— Черт побери, — выругалась я вслух, хватая трубку. — Алло?

— Алекс, это Лола! Я получила жуткое сообщение от Бартоломе, позвонила Жаку, он сам не свой, я по-настоящему начинаю беспокоиться. Что нам делать, Алекс?! — И затем наконец выдох.

— Лола? — произнесла я нетвердо. — Не могла бы ты повторить все еще раз, только с паузами, пожалуйста? Кстати, который час?

— О, не знаю, без четверти семь или что-то вроде того, так что же нам делать? — Ее голос, казалось, становился громче с каждым словом.

— Гм, переведи дух, пожалуйста. Что ты сказала про Бартоломе?

— Бартоломе, да! Он прислал эсэмэску посреди ночи, действительно странную, вроде он ждал, пока не узнал, что я не собираюсь отвечать по телефону, чтобы оставить сообщение. Прямо как какой-нибудь мой бывший бойфренд…

Несмотря на тревогу в голосе Лолы, я услышала, как она хихикнула.

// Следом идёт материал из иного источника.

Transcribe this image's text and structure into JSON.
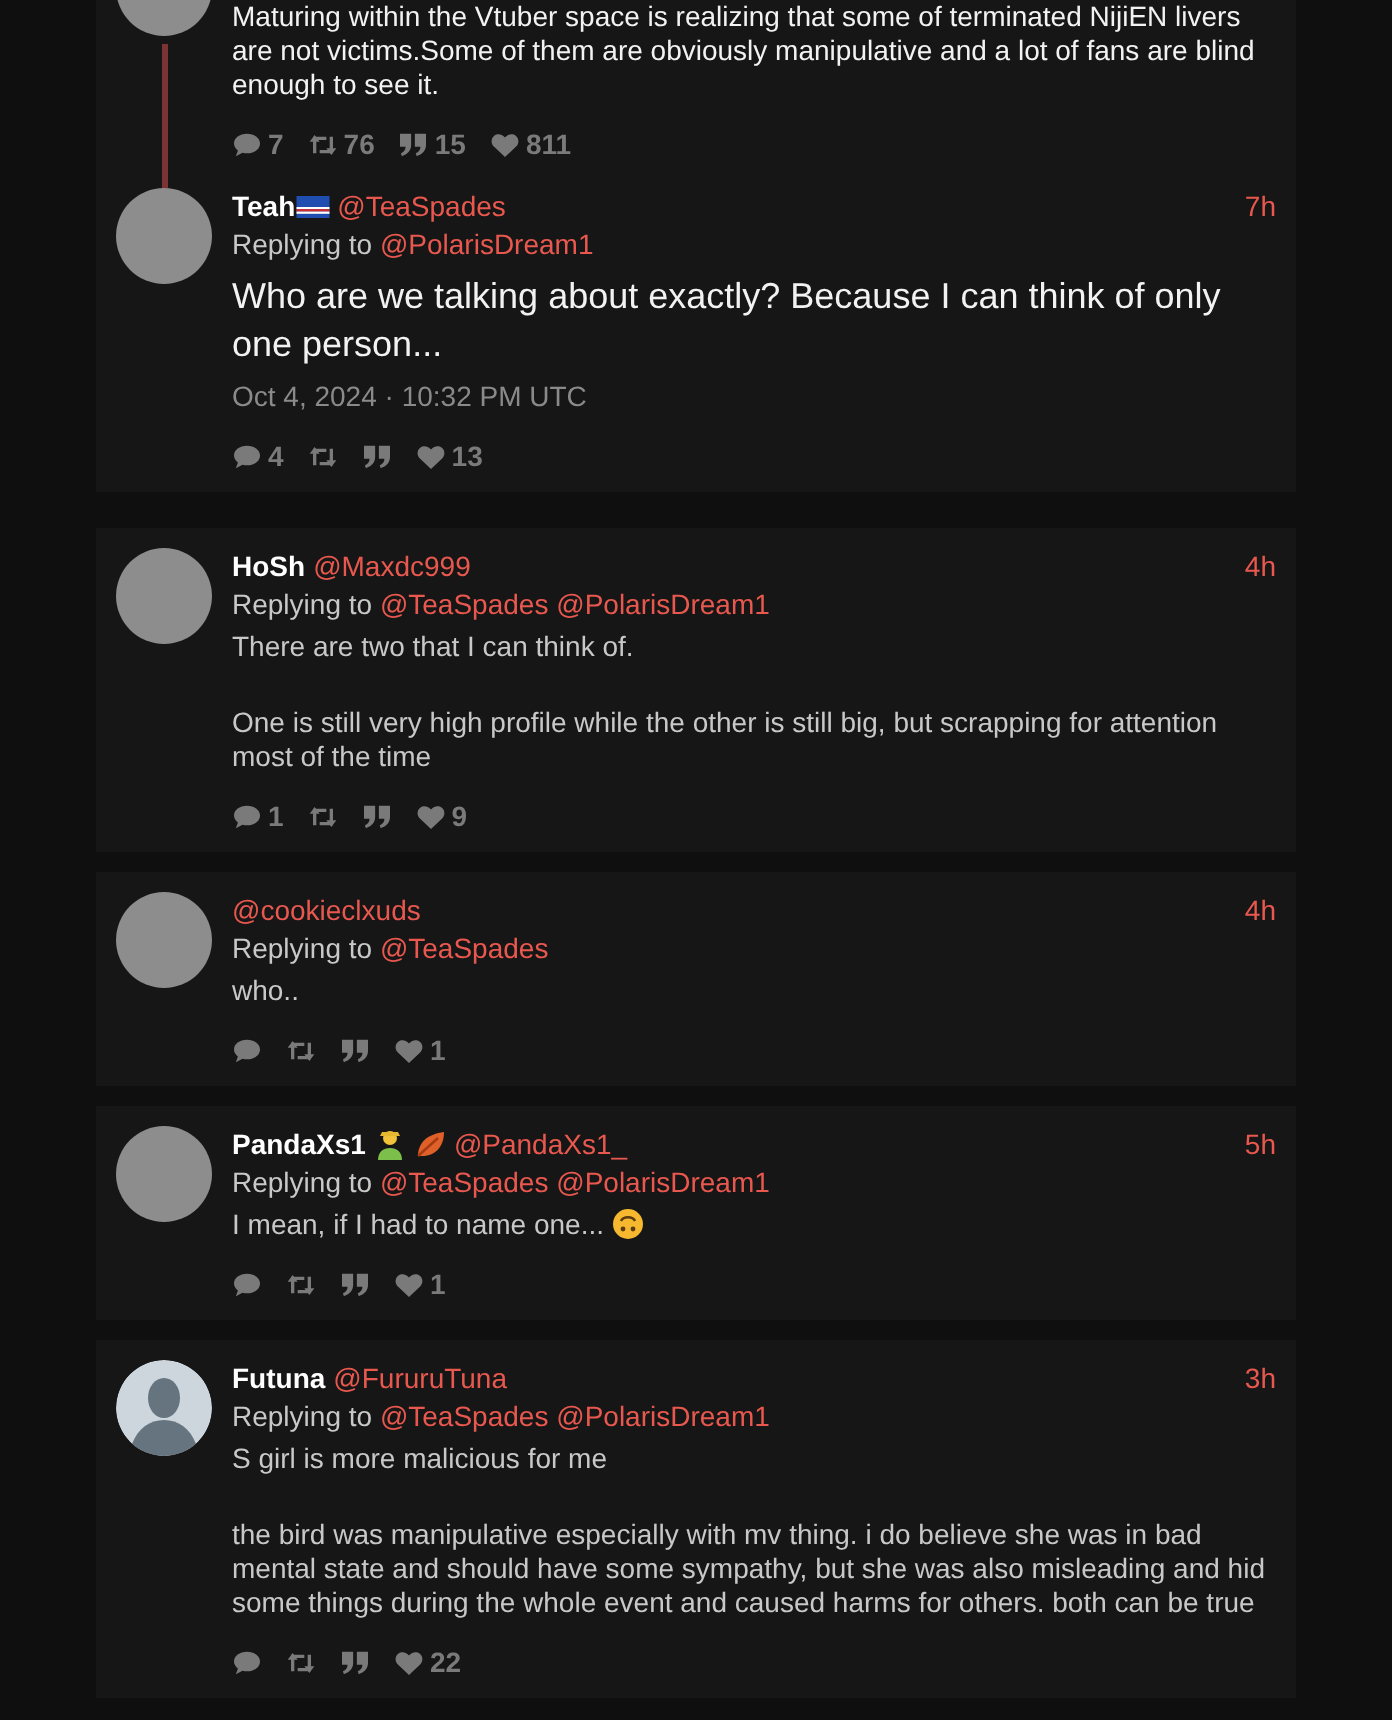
{
  "threads": [
    {
      "tweets": [
        {
          "kind": "cut",
          "avatar": {
            "kind": "photo"
          },
          "paragraphs": [
            "Maturing within the Vtuber space is realizing that some of terminated NijiEN livers are not victims.Some of them are obviously manipulative and a lot of fans are blind enough to see it."
          ],
          "stats": [
            {
              "kind": "replies",
              "count": "7"
            },
            {
              "kind": "retweets",
              "count": "76"
            },
            {
              "kind": "quotes",
              "count": "15"
            },
            {
              "kind": "likes",
              "count": "811"
            }
          ]
        },
        {
          "kind": "main",
          "avatar": {
            "kind": "photo"
          },
          "name": "Teah",
          "badges": [
            {
              "kind": "flag"
            }
          ],
          "handle": "@TeaSpades",
          "time": "7h",
          "reply_label": "Replying to",
          "replying_to": [
            "@PolarisDream1"
          ],
          "paragraphs": [
            "Who are we talking about exactly? Because I can think of only one person..."
          ],
          "date": "Oct 4, 2024 · 10:32 PM UTC",
          "stats": [
            {
              "kind": "replies",
              "count": "4"
            },
            {
              "kind": "retweets"
            },
            {
              "kind": "quotes"
            },
            {
              "kind": "likes",
              "count": "13"
            }
          ]
        }
      ]
    },
    {
      "tweets": [
        {
          "kind": "reply",
          "avatar": {
            "kind": "photo"
          },
          "name": "HoSh",
          "handle": "@Maxdc999",
          "time": "4h",
          "reply_label": "Replying to",
          "replying_to": [
            "@TeaSpades",
            "@PolarisDream1"
          ],
          "paragraphs": [
            "There are two that I can think of.",
            "One is still very high profile while the other is still big, but scrapping for attention most of the time"
          ],
          "stats": [
            {
              "kind": "replies",
              "count": "1"
            },
            {
              "kind": "retweets"
            },
            {
              "kind": "quotes"
            },
            {
              "kind": "likes",
              "count": "9"
            }
          ]
        }
      ]
    },
    {
      "tweets": [
        {
          "kind": "reply",
          "avatar": {
            "kind": "photo"
          },
          "handle": "@cookieclxuds",
          "time": "4h",
          "reply_label": "Replying to",
          "replying_to": [
            "@TeaSpades"
          ],
          "paragraphs": [
            "who.."
          ],
          "stats": [
            {
              "kind": "replies"
            },
            {
              "kind": "retweets"
            },
            {
              "kind": "quotes"
            },
            {
              "kind": "likes",
              "count": "1"
            }
          ]
        }
      ]
    },
    {
      "tweets": [
        {
          "kind": "reply",
          "avatar": {
            "kind": "photo"
          },
          "name": "PandaXs1",
          "badges": [
            {
              "kind": "person"
            },
            {
              "kind": "leaf"
            }
          ],
          "handle": "@PandaXs1_",
          "time": "5h",
          "reply_label": "Replying to",
          "replying_to": [
            "@TeaSpades",
            "@PolarisDream1"
          ],
          "paragraphs": [
            "I mean, if I had to name one..."
          ],
          "text_icon": {
            "kind": "upside-down-face"
          },
          "stats": [
            {
              "kind": "replies"
            },
            {
              "kind": "retweets"
            },
            {
              "kind": "quotes"
            },
            {
              "kind": "likes",
              "count": "1"
            }
          ]
        }
      ]
    },
    {
      "tweets": [
        {
          "kind": "reply",
          "avatar": {
            "kind": "default"
          },
          "name": "Futuna",
          "handle": "@FururuTuna",
          "time": "3h",
          "reply_label": "Replying to",
          "replying_to": [
            "@TeaSpades",
            "@PolarisDream1"
          ],
          "paragraphs": [
            "S girl is more malicious for me",
            "the bird was manipulative especially with mv thing. i do believe she was in bad mental state and should have some sympathy, but she was also misleading and hid some things during the whole event and caused harms for others. both can be true"
          ],
          "stats": [
            {
              "kind": "replies"
            },
            {
              "kind": "retweets"
            },
            {
              "kind": "quotes"
            },
            {
              "kind": "likes",
              "count": "22"
            }
          ]
        }
      ]
    }
  ]
}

— Так или иначе, он сказал, что перезвонит, и еще он сказал что-то непонятное про какое-то известие о Луисе-Хайнце, чтобы не беспокоились. Но я беспокоюсь! Потому что я позвонила Жаку, думая, что он должен иметь известия от Луиса-Хайнца, если уж Бартоломе что-то знает, но нет! Он не знает! До сих пор ничего не знает.

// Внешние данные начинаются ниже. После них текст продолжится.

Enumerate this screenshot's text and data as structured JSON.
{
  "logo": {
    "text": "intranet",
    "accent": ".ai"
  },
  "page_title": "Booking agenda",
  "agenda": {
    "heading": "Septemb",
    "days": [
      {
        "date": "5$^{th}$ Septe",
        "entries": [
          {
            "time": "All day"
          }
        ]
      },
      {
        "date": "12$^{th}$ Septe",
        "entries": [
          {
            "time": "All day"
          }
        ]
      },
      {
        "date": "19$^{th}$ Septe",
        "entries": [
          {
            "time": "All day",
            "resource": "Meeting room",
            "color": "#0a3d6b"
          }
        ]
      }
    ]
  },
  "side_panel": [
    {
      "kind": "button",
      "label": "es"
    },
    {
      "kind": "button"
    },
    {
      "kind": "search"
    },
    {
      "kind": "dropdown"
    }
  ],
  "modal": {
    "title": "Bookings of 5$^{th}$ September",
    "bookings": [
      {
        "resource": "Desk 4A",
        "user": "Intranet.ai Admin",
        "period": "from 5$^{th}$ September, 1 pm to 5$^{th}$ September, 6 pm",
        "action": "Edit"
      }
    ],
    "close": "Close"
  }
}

— Ты разговаривала с Бартоломе?

— Нет, я пыталась дозвониться по тому номеру, который определился в моем телефоне — но это не его обычный номер! — однако он отключен.

— Он такой же неуловимый, как и Луис-Хайнц? — Я начинала интересоваться этими перуанцами.

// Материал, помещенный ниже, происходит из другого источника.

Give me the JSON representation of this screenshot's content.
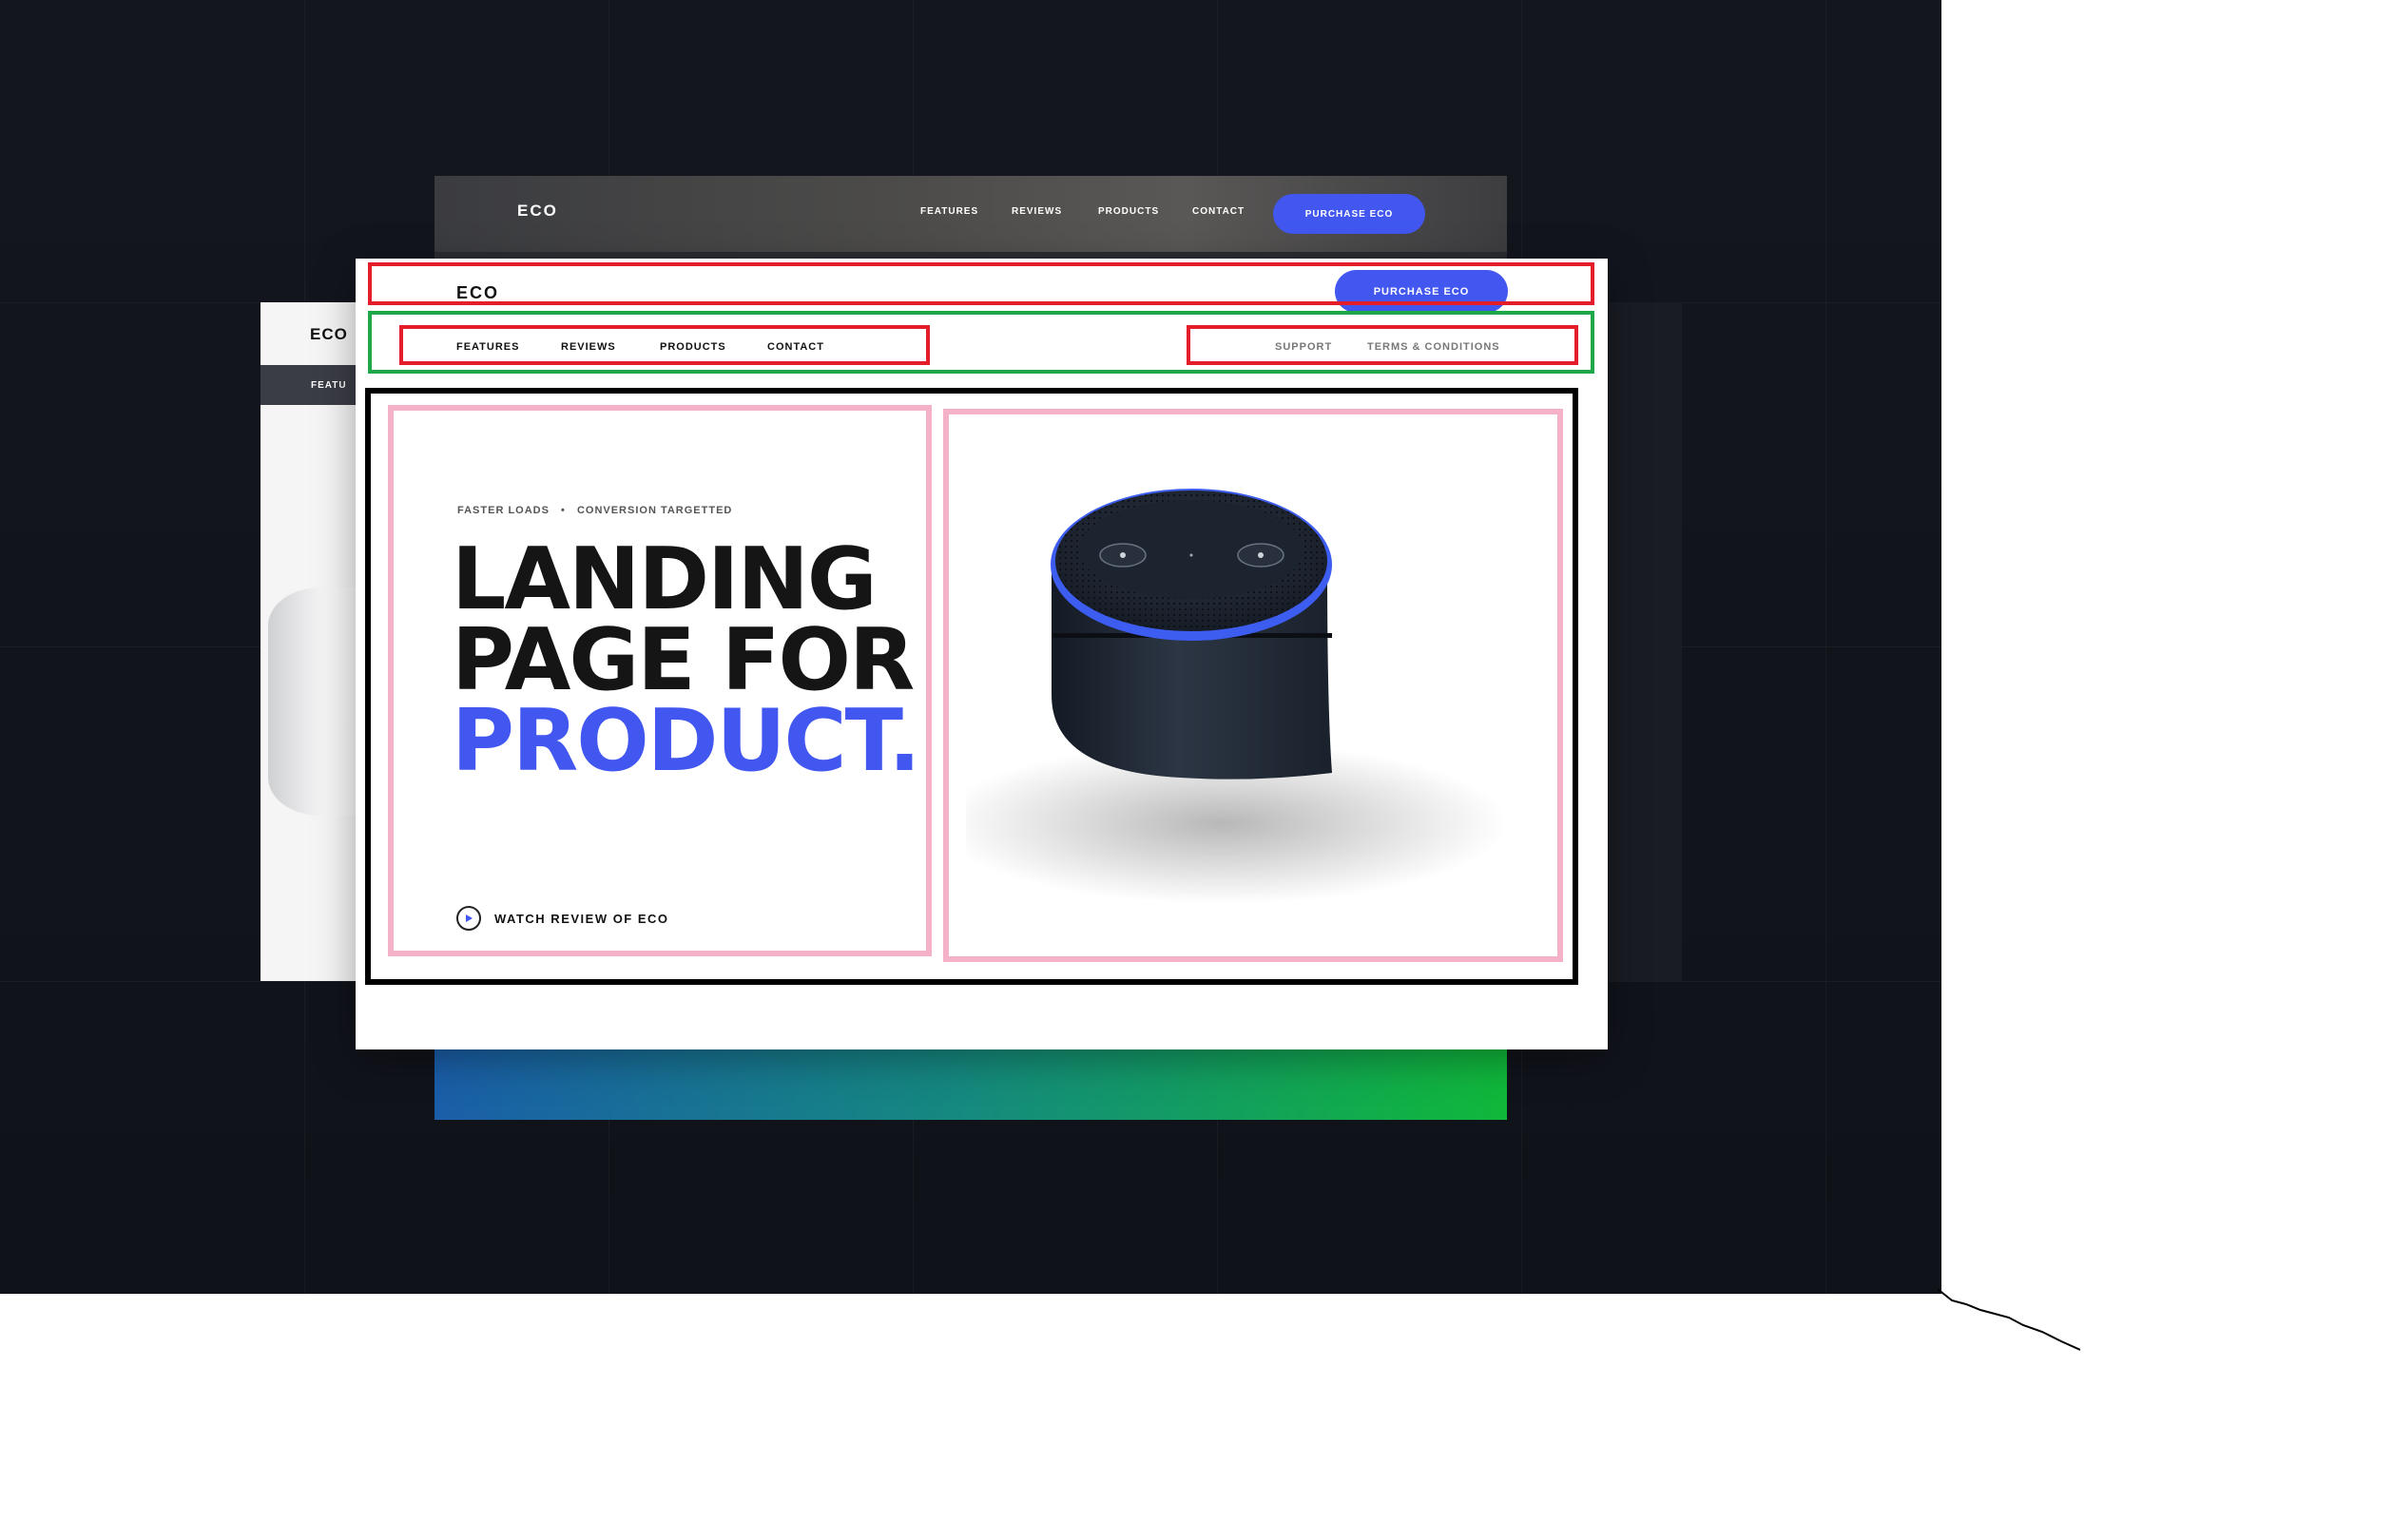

— Нет, Бартоломе не такой, — ответила Лола. — Он всегда был надежным, поэтому это действительно странно. Однако я пригласила его на показ сегодня, поэтому надеюсь, мы сможем поговорить с ним там. — Казалось, ее голос умолк, потом я услышала, как она отдает приглушенно какие-то указания любовнику в глубине комнаты. — Извини, но говоря о… Боже, уже почти семь. Мне лучше поспешить. Стилисты беспокоятся. Увидимся на показе.

Я положила трубку и перевернулась на кровати. Я удивлялась, что могло произойти с Бартоломе? Потом подумала: «Люди, я устала…» Если бы могла поспать еще хоть пару часиков…

В ту секунду, когда моя голова упала на подушку, телефон зазвонил опять. Гр-р-р… Оставаясь недвижимой, только протянув левую руку, я схватила трубку и, держа как можно ближе к лицу, закрытому спутанными волосами, драматично вздохнула:

— Лола, что еще?

— Алекс, где ты?! — произнес слабый голос, искаженный плохой связью.

— Кто? — Прошло добрых три секунды, прежде чем я сообразила, кто это. И как только сообразила, в тот же самый момент вспомнила кое-что действительно, по-настоящему очень важное, чего никак не предполагала забыть.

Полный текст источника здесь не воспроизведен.